効果: 万が一、温度逸脱が発生した際も「いつ・どこで」起きたのかを正確に特定し、迅速な原因究明と対策打合せが可能になる。
■ 優先順位 2:積み込み手順の標準化(予冷・積み込み環境)
対策内容: 積み込み前にあらかじめ荷台を冷やす「予冷」を徹底し、倉庫から荷台への移動時に外気に触れさせない手順をマニュアル化する。
効果: 物流プロセスの中で「最も温度逸脱が発生しやすい場面」をダイレクトに改善し、初期段階での品質劣化を防ぐ。
■ 優先順位 3:渋滞を前提とした配送スケジュール設計
対策内容: タイの都市部特有の激しい渋滞や納品先での荷待ち時間をあらかじめ織り込んだ、無理のない運行計画を設計する。

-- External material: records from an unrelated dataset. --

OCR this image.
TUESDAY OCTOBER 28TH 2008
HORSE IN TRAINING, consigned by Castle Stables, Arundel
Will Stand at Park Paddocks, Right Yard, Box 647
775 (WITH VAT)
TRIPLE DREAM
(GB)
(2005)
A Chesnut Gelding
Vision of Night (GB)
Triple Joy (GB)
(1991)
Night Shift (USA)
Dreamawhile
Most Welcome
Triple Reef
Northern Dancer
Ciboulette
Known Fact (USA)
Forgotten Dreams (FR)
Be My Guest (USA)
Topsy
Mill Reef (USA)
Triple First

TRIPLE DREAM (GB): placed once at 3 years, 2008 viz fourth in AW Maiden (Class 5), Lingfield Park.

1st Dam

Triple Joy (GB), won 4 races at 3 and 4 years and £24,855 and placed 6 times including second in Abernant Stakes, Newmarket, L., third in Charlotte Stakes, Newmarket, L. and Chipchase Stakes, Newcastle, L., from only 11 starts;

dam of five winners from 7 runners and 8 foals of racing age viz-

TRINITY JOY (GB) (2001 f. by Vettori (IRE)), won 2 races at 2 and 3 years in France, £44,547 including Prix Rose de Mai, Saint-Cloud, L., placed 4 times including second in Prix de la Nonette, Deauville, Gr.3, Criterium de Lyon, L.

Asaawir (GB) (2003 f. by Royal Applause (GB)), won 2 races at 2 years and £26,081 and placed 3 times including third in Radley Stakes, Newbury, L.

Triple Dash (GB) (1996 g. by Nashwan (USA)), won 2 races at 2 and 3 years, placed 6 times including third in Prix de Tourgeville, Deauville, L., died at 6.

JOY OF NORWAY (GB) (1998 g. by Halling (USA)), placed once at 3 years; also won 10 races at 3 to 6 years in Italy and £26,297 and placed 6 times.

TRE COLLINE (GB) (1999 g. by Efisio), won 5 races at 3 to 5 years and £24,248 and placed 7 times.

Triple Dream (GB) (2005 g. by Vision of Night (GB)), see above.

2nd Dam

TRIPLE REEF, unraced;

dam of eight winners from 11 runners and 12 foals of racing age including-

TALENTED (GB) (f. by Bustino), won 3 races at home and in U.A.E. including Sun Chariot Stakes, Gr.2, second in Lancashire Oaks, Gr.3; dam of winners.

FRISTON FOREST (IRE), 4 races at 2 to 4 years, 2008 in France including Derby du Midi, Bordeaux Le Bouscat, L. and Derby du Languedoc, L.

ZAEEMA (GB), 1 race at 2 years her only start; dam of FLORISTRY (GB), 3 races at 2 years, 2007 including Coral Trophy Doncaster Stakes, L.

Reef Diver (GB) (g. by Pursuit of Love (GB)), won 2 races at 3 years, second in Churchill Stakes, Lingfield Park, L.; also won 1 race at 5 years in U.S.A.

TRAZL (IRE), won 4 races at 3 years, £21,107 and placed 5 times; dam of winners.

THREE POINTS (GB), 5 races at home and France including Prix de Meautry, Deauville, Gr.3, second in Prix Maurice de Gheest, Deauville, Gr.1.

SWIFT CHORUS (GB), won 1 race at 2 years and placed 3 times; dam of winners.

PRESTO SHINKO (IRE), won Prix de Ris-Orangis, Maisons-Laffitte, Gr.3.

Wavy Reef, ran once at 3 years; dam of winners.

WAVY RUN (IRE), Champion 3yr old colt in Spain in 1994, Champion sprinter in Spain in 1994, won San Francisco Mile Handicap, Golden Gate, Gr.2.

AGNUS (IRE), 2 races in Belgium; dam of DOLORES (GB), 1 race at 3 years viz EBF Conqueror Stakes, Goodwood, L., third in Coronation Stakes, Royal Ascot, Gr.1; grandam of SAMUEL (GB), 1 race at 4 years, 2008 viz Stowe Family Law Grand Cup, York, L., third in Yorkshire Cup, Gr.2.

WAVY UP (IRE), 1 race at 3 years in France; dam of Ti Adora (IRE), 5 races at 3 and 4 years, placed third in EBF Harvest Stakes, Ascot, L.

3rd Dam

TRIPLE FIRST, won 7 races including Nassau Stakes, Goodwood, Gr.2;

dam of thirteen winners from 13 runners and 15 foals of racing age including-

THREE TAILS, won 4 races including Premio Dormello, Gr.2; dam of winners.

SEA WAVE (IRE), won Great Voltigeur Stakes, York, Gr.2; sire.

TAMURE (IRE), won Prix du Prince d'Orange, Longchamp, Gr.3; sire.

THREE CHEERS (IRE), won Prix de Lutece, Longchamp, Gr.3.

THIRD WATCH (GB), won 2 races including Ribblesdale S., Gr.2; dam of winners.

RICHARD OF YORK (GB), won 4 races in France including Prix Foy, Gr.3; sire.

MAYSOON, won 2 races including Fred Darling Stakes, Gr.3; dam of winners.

効果: 道路上での予期せぬ長時間停車リスクを事前に排除し、配送後半の店舗でも安定した温度を維持できる。
■ 優先順位 4:ドライバーへの温度管理教育の徹底
対策内容: 「なぜドアをすぐ閉めなければならないか」など、温度管理の重要性をドライバー一人ひとりに教育する。
効果: 納品時などの現場における「うっかりミス」や自己流の判断による温度逸脱を大幅に減らすことができる。
■ 優先順位 5:倉庫と配送の一体管理
対策内容: 保管・ピッキングから配送までのプロセスを一社に委託、あるいはシステムで緊密に連携させる。
効果: 倉庫から配送車両へ荷物が移る「つなぎ目(引き渡し時)」で起こりがちな温度逸脱リスクを根本から解消する。
温度逸脱が発生した場合の対応フローを事前に物流会社と合意しておくことが重要です。
合意しておくべき事項:
逸脱発生時の報告タイミングと報告先
逸脱した商品の廃棄判断基準(誰が・何を基準に判断するか)
廃棄費用の負担範囲
再配達の手配と費用負担
原因報告書の提出期限と形式
これらが事前に合意されていない場合、逸脱発生時に責任の押し付け合いになり、対応が遅れて損失が拡大します。
現在タイの冷蔵・冷凍物流で温度逸脱が発生している場合、まず温度ロガーの記録を確認して「いつ・どこで・どの程度」逸脱が発生しているかを特定することが最初のステップです。記録がなければ原因の特定も改善も不可能です。
原因が特定できれば、設備ではなく運用設計の改善で解決できるケースが多くあります。